585. Going to Buffalo

Our narrator in “Going to Buffalo” has a lot to say about their partner, but it feels like an incomplete picture.

Track: “Going to Buffalo”
Album: Unreleased

At an Extra Glenns show in 1995 at The Empty Bottle, Franklin Bruno asked John Darnielle if he wanted to play a song that Bruno had just heard for the first time a few hours earlier. You can hear that here. The only other version of “Going to Buffalo” is part of a leak that someone found through a music sharing site. If it hadn’t been played live I would probably leave it off this list and honestly, it gets really murky here as we get into the final fifty songs.

The Empty Bottle is the first place I ever saw the Mountain Goats (though not that show) and it’s a really great venue, still. The Goats are playing bigger venues these days, but I encourage you to stop in for a beer at least if you’re ever in the area. The Goats played there more than a few times and while this was technically an Extra Glenns show, it’s the same vibe.

The two versions are slightly different and some lyrics get transposed but both versions find a typical Goats/Glenns narrator bitterly commenting about a partner, but, notably, also saying they plan to nuzzle up against them. We don’t have the whole story here, as we often don’t, but I imagine they protest too much.

584. Down Here Where the Bullet Bills Are

The existentialism of an enemy marking time for a hero fills “Down Here Where the Bullet Bills Are.”

Track: “Down Here Where the Bullet Bills Are”
Album: Unreleased (but included as part of an email newsletter from the band in 2019)

You could easily leave out “Down Here Where the Bullet Bills Are” from a series like this. The line of what is “a song” or what we’re “allowed” to talk about is blurry, anyway, but despite a rule about not talking about the adorable songs John Darnielle has written expressly to sing for his kids, I think this one “counts.”

It’s a short song about the life of an enemy from the Mushroom Kingdom of the Mario games, presumably Super Mario Odyssey given the details about a cap and the time this was recorded.

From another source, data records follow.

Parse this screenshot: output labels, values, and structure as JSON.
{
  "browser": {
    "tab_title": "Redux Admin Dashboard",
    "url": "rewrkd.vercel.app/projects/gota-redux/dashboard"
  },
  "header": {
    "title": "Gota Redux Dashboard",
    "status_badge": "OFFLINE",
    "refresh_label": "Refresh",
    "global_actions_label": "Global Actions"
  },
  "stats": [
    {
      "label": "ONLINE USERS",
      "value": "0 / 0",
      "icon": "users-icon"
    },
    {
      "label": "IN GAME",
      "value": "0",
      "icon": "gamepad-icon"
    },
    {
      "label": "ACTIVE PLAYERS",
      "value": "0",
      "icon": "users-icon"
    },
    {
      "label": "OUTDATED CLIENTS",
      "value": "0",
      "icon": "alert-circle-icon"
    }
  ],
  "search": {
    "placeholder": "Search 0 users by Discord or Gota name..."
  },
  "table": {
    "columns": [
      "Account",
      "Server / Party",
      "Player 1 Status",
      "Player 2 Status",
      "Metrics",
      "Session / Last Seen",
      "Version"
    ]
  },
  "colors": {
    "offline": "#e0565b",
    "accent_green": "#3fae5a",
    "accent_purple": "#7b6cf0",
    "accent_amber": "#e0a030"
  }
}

There are other Mountain Goats songs that happen in the world of video games and, yes, even other songs that happen in the Mario universe. But this one works because it’s silly on the surface, with a title that came straight from John Darnielle’s son, but it’s also a sneaky commentary on what happens beyond the hop-and-bop world of Mario. I won’t try to make the case for this as some grand macabre statement about heroes and villains, but it does, at least, briefly make you wonder what life must be like as you wait your turn for the hero to come for you.

583. Warm Lonely Planet

The couple in “Warm Lonely Planet” spends a night outside in the rain on the precipice.

Track: “Warm Lonely Planet”
Album: Unreleased

There are a lot of Mountain Goats songs that take place on porches outside of houses in fields. We get a few details about the setting of “Warm Lonely Planet,” where the power is out from a storm and there’s live wires or other danger out in the yard and there’s water coming down all around two people who need to take shelter outside of their actual shelter. My grandparents lived in a house much like this one, in a cow pasture across the street from the childhood home of Johnny Cash. I can’t help but picture it for these two, though I assume the setting is closer to the Colo, Iowa world that was likely in Darnielle’s head when he wrote this song.

Supposedly it was written for All Hail West Texas and didn’t make the album and definitely you can still download it right here on Jon Nall’s website. If you’ve been in a house like this in the hottest months of the year you can appreciate what drove these two to the porch, though we’re left to speculate on the state of the couple. There’s sadness in Darnielle’s delivery, but it’s not rage or misery. “Give me what you know I need” suggests any number of things. It would be a stretch to call this a love song, but we don’t know enough about these two to box it in. Just picture that warm night and the multitude of other nights that got them there.